Her daughters, now 6, were there on Super Tuesday this week as Kell voted for Elizabeth Warren. Two days later, the Massachusetts senator dropped out of the race for president, and Kell broke into tears.
"I keep teaching them there are no boundaries for women," said Kell, a vice president of a Minneapolis advertising agency. "The thing that haunts me is, what if our country can't have a woman president? I feel that I've never put limits on myself because of my gender and I'm accomplished in my career and in my life, but now I feel like there are limits that I didn't know existed."
Warren's exit came just three days after Minnesota U.S. Sen. Amy Klobuchar dropped out of the race, putting a fine point on the exodus of women from a field that was, early on, the most diverse in history. One by one, five female candidates in the race dropped out, leaving only Hawaii U.S. Rep. Tulsi Gabbard at the back of the pack. The two leading candidates, former Vice President Joe Biden and Vermont Sen. Bernie Sanders, are both white men in their 70s who have run before.
"One of the hardest parts of this is all those pinkie promises," Warren told reporters outside of her Massachusetts home Thursday. "And all those little girls who have to wait four more years."

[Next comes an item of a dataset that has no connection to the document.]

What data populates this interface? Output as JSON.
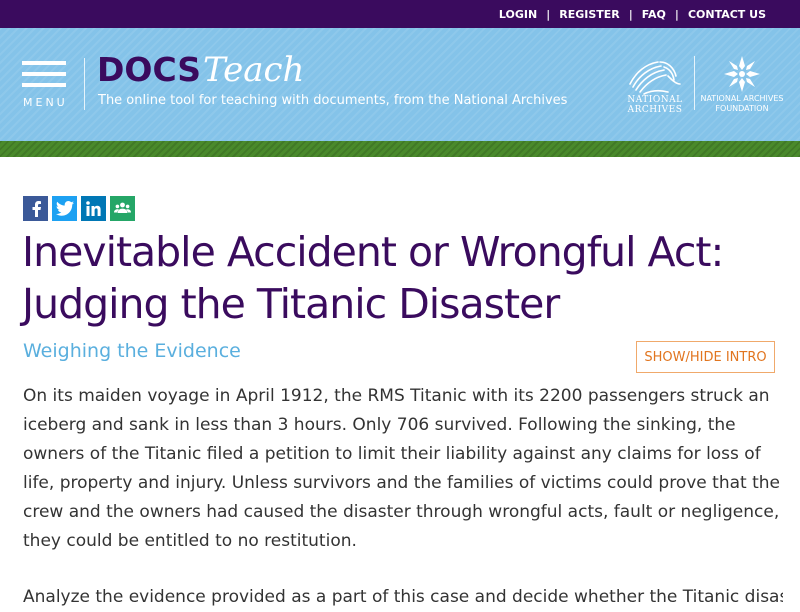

Warren rose to prominence as the brains behind the Obama era Consumer Financial Protection Bureau, a federal agency responsible for consumer protection in the financial sector. But she cemented her status as a feminist icon as a United States senator, famously bumping up against chamber procedures in protesting the nomination of then Alabama Sen. Jeff Sessions as attorney general. Senate Majority Leader Mitch McConnell complained that "nevertheless, she persisted" — unintentionally creating a rallying cry for women across the country. In the midst of the MeToo movement, Warren and several other future presidential candidates, including New York Sen. Kirsten Gillibrand and California Sen. Kamala Harris, were part of a group who called on former Minnesota Sen. Al Franken to resign over allegations of inappropriate groping and kissing.
Hopes for women in politics were high after a record number of Democratic women ran and won elected office in 2018. But after Clinton's loss to Donald Trump four years ago, female presidential candidates this cycle were dogged by persistent questions of electability. Advocates for more women in politics say those questions dragged down the women in the race.
"These narratives fuel fear and doubt in voters that women cannot be the answer," said Meggie Wittorf, executive director of Minnesota-based Women Winning. "These are intangible things, and it's difficult for anyone to understand how to navigate intangible, unmeasurable things."